The retirement affair goes somewhat sour, but Jesse is introduced to a gal named Zippy (Elizabeth Olsen) that rejuvenates Jesse in more ways than one. Coming on the trip, Jesse was feeling down and out and uncertain of what he was doing. Zippy makes him feel alive and young again, and they strike up a relationship of sorts. However, inappropriate the age difference might be, the two seem to be perfect fits in all the other ways that matter. They decide to stay in touch and write one another on a regular basis when Jesse returns to New York and life as usual.
While this relationship is only one of many that is explored in this movie, it is the one that seems to hit home the hardest for me. Zac Efron plays Nat, a spiritual goof ball of sorts. John Magaro plays a depressed student that crosses paths with Jesse and Allison Janney is his former lit teacher that lights his fire in more ways than one.
What makes this movie so intriguing is the communication found within. If you are not interested in high level conversation and the liberal arts, I would suggest you move off of this particular title. It is full of wit and humor, but none of it is cheaply arrived at. The humor, like the conversation is a bit highbrow. As such it is not your everyday rom-com to say the least.
Elizabeth Olsen is clearly the superstar of this movie in my view as the 19-year-old girl that wants to steal Jesse’s heart. The girl is absolutely vivacious as she lights up the screen every single time she shows up. Jesse is troubled by all the normal things you might wonder about in a relationship between two people so far apart in age, and it threatens to eliminate their chances at happiness.

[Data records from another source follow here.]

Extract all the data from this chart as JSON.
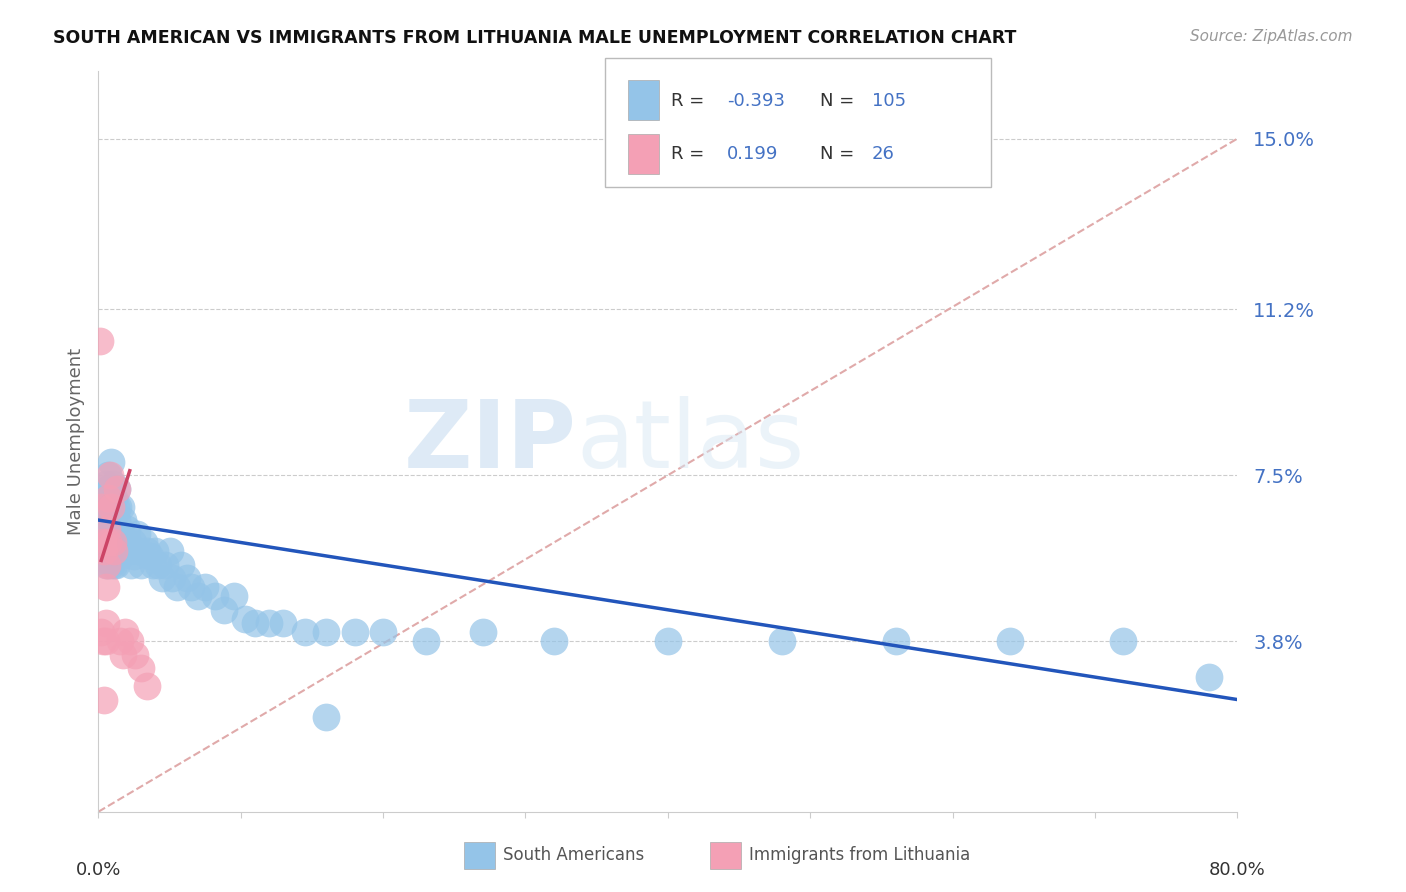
{
  "title": "SOUTH AMERICAN VS IMMIGRANTS FROM LITHUANIA MALE UNEMPLOYMENT CORRELATION CHART",
  "source": "Source: ZipAtlas.com",
  "ylabel": "Male Unemployment",
  "ytick_labels": [
    "3.8%",
    "7.5%",
    "11.2%",
    "15.0%"
  ],
  "ytick_values": [
    0.038,
    0.075,
    0.112,
    0.15
  ],
  "xmin": 0.0,
  "xmax": 0.8,
  "ymin": 0.0,
  "ymax": 0.165,
  "color_blue": "#94c4e8",
  "color_pink": "#f4a0b5",
  "color_blue_text": "#4472c4",
  "color_trendline_blue": "#2255bb",
  "color_trendline_pink": "#cc4466",
  "color_refline": "#e0aaaa",
  "watermark_zip": "ZIP",
  "watermark_atlas": "atlas",
  "blue_scatter_x": [
    0.002,
    0.003,
    0.003,
    0.004,
    0.004,
    0.004,
    0.005,
    0.005,
    0.005,
    0.005,
    0.005,
    0.006,
    0.006,
    0.006,
    0.006,
    0.006,
    0.007,
    0.007,
    0.007,
    0.007,
    0.007,
    0.008,
    0.008,
    0.008,
    0.008,
    0.008,
    0.009,
    0.009,
    0.009,
    0.009,
    0.009,
    0.01,
    0.01,
    0.01,
    0.01,
    0.01,
    0.011,
    0.011,
    0.011,
    0.011,
    0.012,
    0.012,
    0.012,
    0.012,
    0.013,
    0.013,
    0.013,
    0.013,
    0.014,
    0.014,
    0.014,
    0.015,
    0.015,
    0.016,
    0.016,
    0.017,
    0.017,
    0.018,
    0.019,
    0.02,
    0.021,
    0.022,
    0.023,
    0.024,
    0.025,
    0.027,
    0.028,
    0.03,
    0.032,
    0.034,
    0.036,
    0.038,
    0.04,
    0.042,
    0.045,
    0.047,
    0.05,
    0.052,
    0.055,
    0.058,
    0.062,
    0.065,
    0.07,
    0.075,
    0.082,
    0.088,
    0.095,
    0.103,
    0.11,
    0.12,
    0.13,
    0.145,
    0.16,
    0.18,
    0.2,
    0.23,
    0.27,
    0.32,
    0.4,
    0.48,
    0.56,
    0.64,
    0.72,
    0.78,
    0.16
  ],
  "blue_scatter_y": [
    0.06,
    0.058,
    0.07,
    0.063,
    0.057,
    0.068,
    0.062,
    0.059,
    0.073,
    0.055,
    0.065,
    0.06,
    0.058,
    0.068,
    0.056,
    0.072,
    0.065,
    0.059,
    0.055,
    0.07,
    0.075,
    0.06,
    0.058,
    0.072,
    0.056,
    0.068,
    0.063,
    0.058,
    0.07,
    0.055,
    0.078,
    0.065,
    0.06,
    0.057,
    0.068,
    0.073,
    0.058,
    0.062,
    0.055,
    0.07,
    0.063,
    0.058,
    0.068,
    0.055,
    0.06,
    0.065,
    0.058,
    0.072,
    0.057,
    0.062,
    0.068,
    0.06,
    0.058,
    0.062,
    0.068,
    0.058,
    0.065,
    0.06,
    0.058,
    0.063,
    0.06,
    0.058,
    0.055,
    0.06,
    0.057,
    0.062,
    0.058,
    0.055,
    0.06,
    0.058,
    0.057,
    0.055,
    0.058,
    0.055,
    0.052,
    0.055,
    0.058,
    0.052,
    0.05,
    0.055,
    0.052,
    0.05,
    0.048,
    0.05,
    0.048,
    0.045,
    0.048,
    0.043,
    0.042,
    0.042,
    0.042,
    0.04,
    0.04,
    0.04,
    0.04,
    0.038,
    0.04,
    0.038,
    0.038,
    0.038,
    0.038,
    0.038,
    0.038,
    0.03,
    0.021
  ],
  "pink_scatter_x": [
    0.001,
    0.002,
    0.002,
    0.003,
    0.003,
    0.004,
    0.004,
    0.005,
    0.005,
    0.005,
    0.006,
    0.006,
    0.007,
    0.007,
    0.008,
    0.009,
    0.01,
    0.011,
    0.013,
    0.015,
    0.017,
    0.019,
    0.022,
    0.026,
    0.03,
    0.034
  ],
  "pink_scatter_y": [
    0.105,
    0.04,
    0.068,
    0.06,
    0.038,
    0.058,
    0.025,
    0.05,
    0.042,
    0.038,
    0.063,
    0.055,
    0.07,
    0.06,
    0.075,
    0.068,
    0.06,
    0.058,
    0.072,
    0.038,
    0.035,
    0.04,
    0.038,
    0.035,
    0.032,
    0.028
  ],
  "blue_line_x0": 0.0,
  "blue_line_x1": 0.8,
  "blue_line_y0": 0.065,
  "blue_line_y1": 0.025,
  "pink_line_x0": 0.002,
  "pink_line_x1": 0.022,
  "pink_line_y0": 0.056,
  "pink_line_y1": 0.076,
  "ref_line_x0": 0.0,
  "ref_line_x1": 0.8,
  "ref_line_y0": 0.0,
  "ref_line_y1": 0.15
}
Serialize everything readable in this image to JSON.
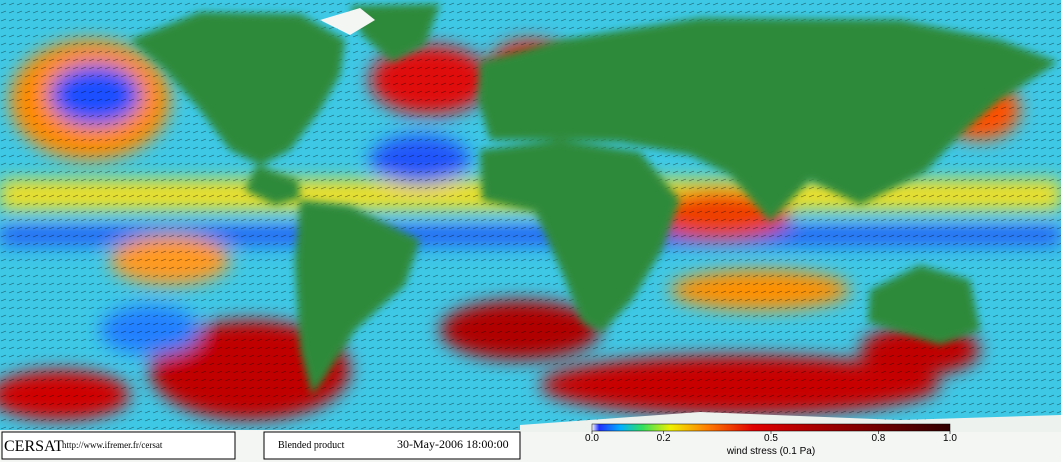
{
  "footer": {
    "logo": "CERSAT",
    "url": "http://www.ifremer.fr/cersat",
    "product": "Blended product",
    "timestamp": "30-May-2006 18:00:00"
  },
  "colorbar": {
    "label": "wind stress (0.1 Pa)",
    "lim": [
      0,
      1
    ],
    "ticks": [
      {
        "value": 0,
        "label": "0.0"
      },
      0.2,
      0.5,
      0.8,
      {
        "value": 1,
        "label": "1.0"
      }
    ]
  }
}
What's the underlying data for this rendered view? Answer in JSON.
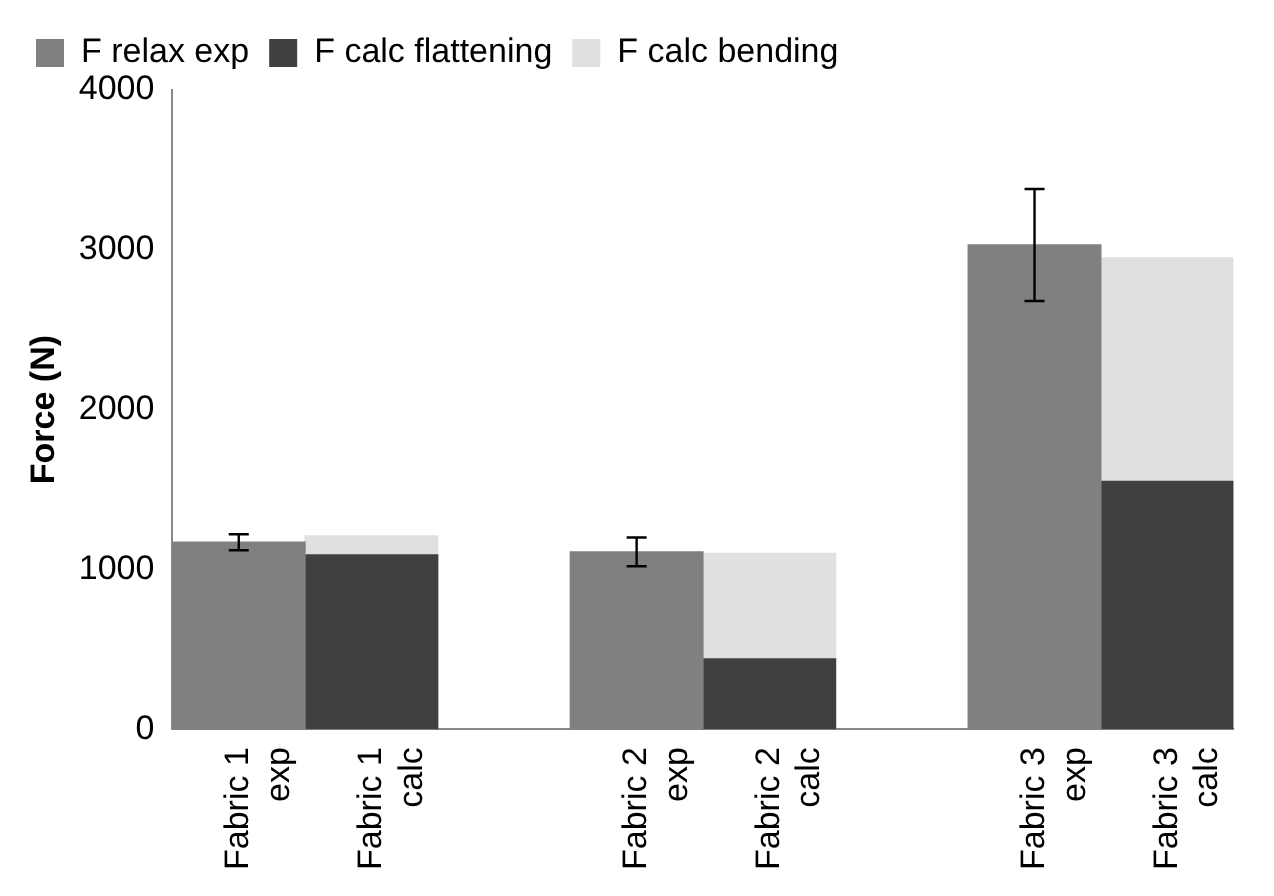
{
  "chart_data": {
    "type": "bar",
    "stacked": true,
    "ylabel": "Force (N)",
    "categories": [
      "Fabric 1 exp",
      "Fabric 1 calc",
      null,
      "Fabric 2 exp",
      "Fabric 2 calc",
      null,
      "Fabric 3 exp",
      "Fabric 3 calc"
    ],
    "series": [
      {
        "name": "F relax exp",
        "color": "#808080",
        "values": [
          1170,
          null,
          null,
          1110,
          null,
          null,
          3030,
          null
        ],
        "errors": [
          50,
          null,
          null,
          90,
          null,
          null,
          350,
          null
        ]
      },
      {
        "name": "F calc flattening",
        "color": "#404040",
        "values": [
          null,
          1090,
          null,
          null,
          440,
          null,
          null,
          1550
        ]
      },
      {
        "name": "F calc bending",
        "color": "#e0e0e0",
        "values": [
          null,
          120,
          null,
          null,
          660,
          null,
          null,
          1400
        ]
      }
    ],
    "ylim": [
      0,
      4000
    ],
    "yticks": [
      0,
      1000,
      2000,
      3000,
      4000
    ],
    "grid": false,
    "legend": "top"
  }
}
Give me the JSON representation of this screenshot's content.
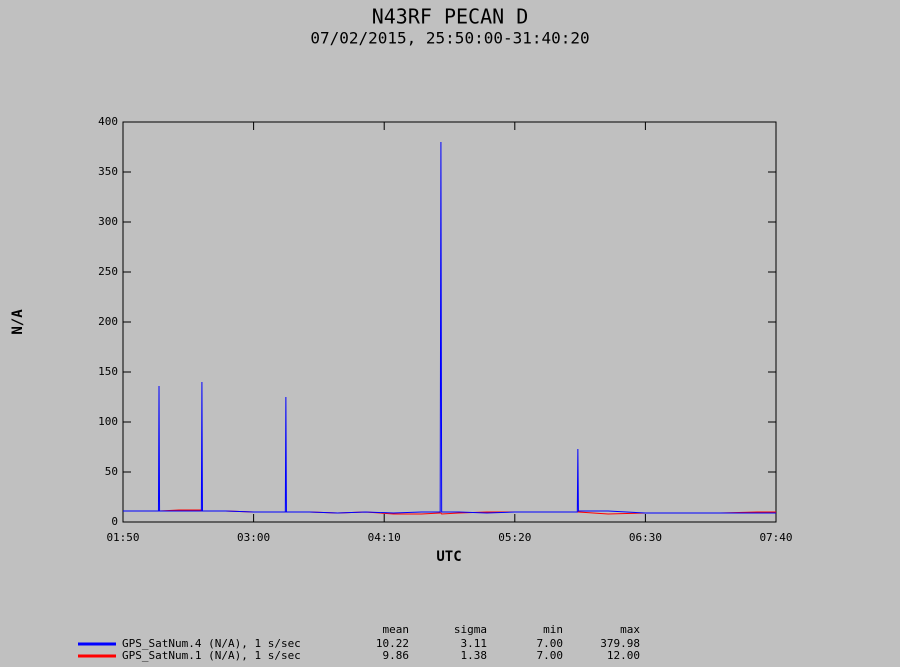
{
  "chart_data": {
    "type": "line",
    "title": "N43RF PECAN D",
    "subtitle": "07/02/2015, 25:50:00-31:40:20",
    "x_label": "UTC",
    "y_label": "N/A",
    "x": [
      110,
      120,
      129,
      129.3,
      129.6,
      140,
      152,
      152.3,
      152.6,
      165,
      180,
      197,
      197.3,
      197.6,
      210,
      225,
      240,
      255,
      270,
      280,
      280.4,
      280.8,
      290,
      305,
      320,
      335,
      353.5,
      353.8,
      354.1,
      370,
      390,
      410,
      430,
      450,
      460
    ],
    "series": [
      {
        "name": "GPS_SatNum.4 (N/A), 1 s/sec",
        "color": "#0000ff",
        "values": [
          11,
          11,
          11,
          136,
          11,
          11,
          11,
          140,
          11,
          11,
          10,
          10,
          125,
          10,
          10,
          9,
          10,
          9,
          10,
          10,
          379.98,
          10,
          10,
          9,
          10,
          10,
          10,
          73,
          11,
          11,
          9,
          9,
          9,
          9,
          9
        ]
      },
      {
        "name": "GPS_SatNum.1 (N/A), 1 s/sec",
        "color": "#ff0000",
        "values": [
          11,
          11,
          11,
          11,
          11,
          12,
          12,
          11,
          11,
          11,
          10,
          10,
          10,
          10,
          10,
          9,
          10,
          8,
          8,
          9,
          9,
          8,
          9,
          10,
          10,
          10,
          10,
          10,
          10,
          8,
          9,
          9,
          9,
          10,
          10
        ]
      }
    ],
    "xlim": [
      110,
      460
    ],
    "xticks": [
      {
        "value": 110,
        "label": "01:50"
      },
      {
        "value": 180,
        "label": "03:00"
      },
      {
        "value": 250,
        "label": "04:10"
      },
      {
        "value": 320,
        "label": "05:20"
      },
      {
        "value": 390,
        "label": "06:30"
      },
      {
        "value": 460,
        "label": "07:40"
      }
    ],
    "ylim": [
      0,
      400
    ],
    "yticks": [
      0,
      50,
      100,
      150,
      200,
      250,
      300,
      350,
      400
    ],
    "stats": {
      "columns": [
        "mean",
        "sigma",
        "min",
        "max"
      ],
      "rows": [
        [
          "10.22",
          "3.11",
          "7.00",
          "379.98"
        ],
        [
          "9.86",
          "1.38",
          "7.00",
          "12.00"
        ]
      ]
    }
  }
}
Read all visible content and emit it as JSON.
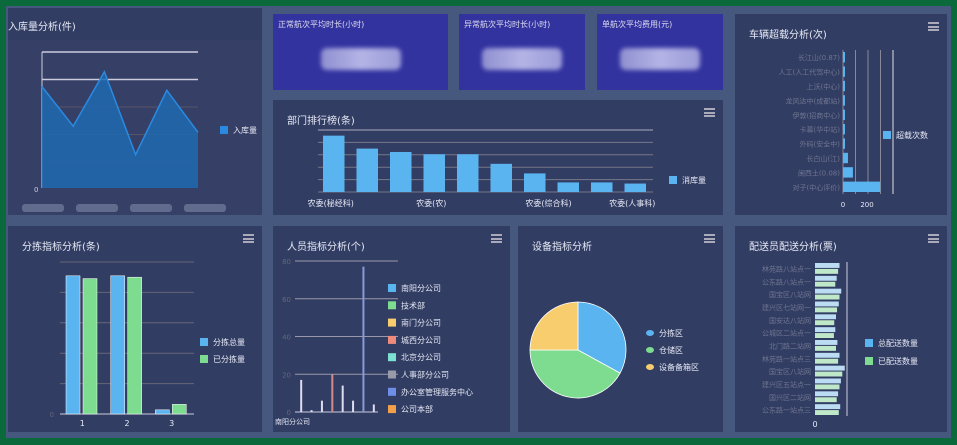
{
  "colors": {
    "frame": "#0b6a3b",
    "panel": "#323d63",
    "kpi": "#3333a0",
    "blue": "#5ab4f0",
    "green": "#7ddc8f",
    "yellow": "#f8cd6e",
    "area": "#1e6ab0"
  },
  "kpis": [
    {
      "title": "正常航次平均时长(小时)"
    },
    {
      "title": "异常航次平均时长(小时)"
    },
    {
      "title": "单航次平均费用(元)"
    }
  ],
  "panels": {
    "inbound": {
      "title": "入库量分析(件)"
    },
    "ranking": {
      "title": "部门排行榜(条)"
    },
    "overload": {
      "title": "车辆超载分析(次)"
    },
    "sorting": {
      "title": "分拣指标分析(条)"
    },
    "staff": {
      "title": "人员指标分析(个)"
    },
    "device": {
      "title": "设备指标分析"
    },
    "delivery": {
      "title": "配送员配送分析(票)"
    }
  },
  "chart_data": [
    {
      "id": "inbound",
      "type": "area",
      "series": [
        {
          "name": "入库量",
          "values": [
            82,
            50,
            94,
            27,
            79,
            45
          ]
        }
      ],
      "ylim": [
        0,
        110
      ],
      "x_tick_labels_visible": false,
      "y_tick_labels_visible": false,
      "yticks": [
        "0"
      ],
      "legend": "right"
    },
    {
      "id": "ranking",
      "type": "bar",
      "categories": [
        "农委(秘经科)",
        "",
        "农委(农)",
        "",
        "",
        "农委(综合科)",
        "",
        "",
        "农委(人事科)",
        ""
      ],
      "x_tick_labels": [
        "农委(秘经科)",
        "农委(农)",
        "农委(综合科)",
        "农委(人事科)"
      ],
      "series": [
        {
          "name": "消库量",
          "values": [
            100,
            77,
            71,
            67,
            67,
            50,
            33,
            17,
            17,
            15
          ]
        }
      ],
      "ylim": [
        0,
        110
      ],
      "legend": "right"
    },
    {
      "id": "overload",
      "type": "hbar",
      "categories": [
        "长江山(0.87)",
        "人工(人工代驾中心)",
        "上沃(中心)",
        "龙风达中(成都站)",
        "伊敦(招商中心)",
        "卡幕(华中站)",
        "外码(安全中)",
        "长白山(江)",
        "闽西土(0.08)",
        "对子(中心评价)"
      ],
      "series": [
        {
          "name": "超载次数",
          "values": [
            5,
            5,
            5,
            5,
            5,
            5,
            5,
            20,
            40,
            150
          ]
        }
      ],
      "xlim": [
        0,
        250
      ],
      "xticks": [
        "0",
        "200"
      ],
      "legend": "right"
    },
    {
      "id": "sorting",
      "type": "bar",
      "categories": [
        "1",
        "2",
        "3"
      ],
      "series": [
        {
          "name": "分拣总量",
          "values": [
            100,
            100,
            3
          ]
        },
        {
          "name": "已分拣量",
          "values": [
            98,
            99,
            7
          ]
        }
      ],
      "ylim": [
        0,
        110
      ],
      "legend": "right"
    },
    {
      "id": "staff",
      "type": "bar",
      "categories": [
        "南阳分公司",
        "技术部",
        "南门分公司",
        "城西分公司",
        "北京分公司",
        "人事部分公司",
        "办公室管理服务中心",
        "公司本部"
      ],
      "x_tick_labels": [
        "南阳分公司"
      ],
      "series": [
        {
          "values": [
            17,
            1,
            6,
            20,
            14,
            6,
            77,
            4
          ]
        }
      ],
      "ylim": [
        0,
        80
      ],
      "yticks": [
        "0",
        "20",
        "40",
        "60",
        "80"
      ],
      "legend": "right"
    },
    {
      "id": "device",
      "type": "pie",
      "slices": [
        {
          "name": "分拣区",
          "value": 33
        },
        {
          "name": "仓储区",
          "value": 42
        },
        {
          "name": "设备备箱区",
          "value": 25
        }
      ],
      "legend": "right"
    },
    {
      "id": "delivery",
      "type": "hbar",
      "categories": [
        "林苑路八站点一",
        "公东路八站点一",
        "国宝区八站网",
        "建兴区七站网一",
        "国安达八站网",
        "公城区二站点一",
        "北门路二站网",
        "林苑路一站点三",
        "国宝区八站网",
        "建兴区五站点一",
        "国兴区二站网",
        "公东路一站点三"
      ],
      "series": [
        {
          "name": "总配送数量",
          "values": [
            70,
            62,
            75,
            68,
            60,
            58,
            64,
            70,
            85,
            74,
            66,
            72
          ]
        },
        {
          "name": "已配送数量",
          "values": [
            66,
            58,
            70,
            63,
            55,
            54,
            60,
            66,
            78,
            70,
            62,
            68
          ]
        }
      ],
      "xticks": [
        "0"
      ],
      "legend": "right"
    }
  ]
}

Radnor also shines as Jesse but in a slightly less exciting way. Radnor is more of a dry kind of guy on screen, and he uses that to come across with a sort of intelligent aura that is tough to explain. When he speaks, however, the viewer wants to listen to what he has to say. I would suppose that is a high compliment for an actor.
Liberal Arts is not going to be the perfect movie for everyone, but the vast majority will find it irresistible. I found it to be a solid and enjoyable film that passed the chick flick test. That is, both my wife and I enjoyed it from start to finish without either of us having to roll our eyes. I would guess that makes it a pretty darn good movie overall.
Be sure to check it out yourself and you will see what I mean.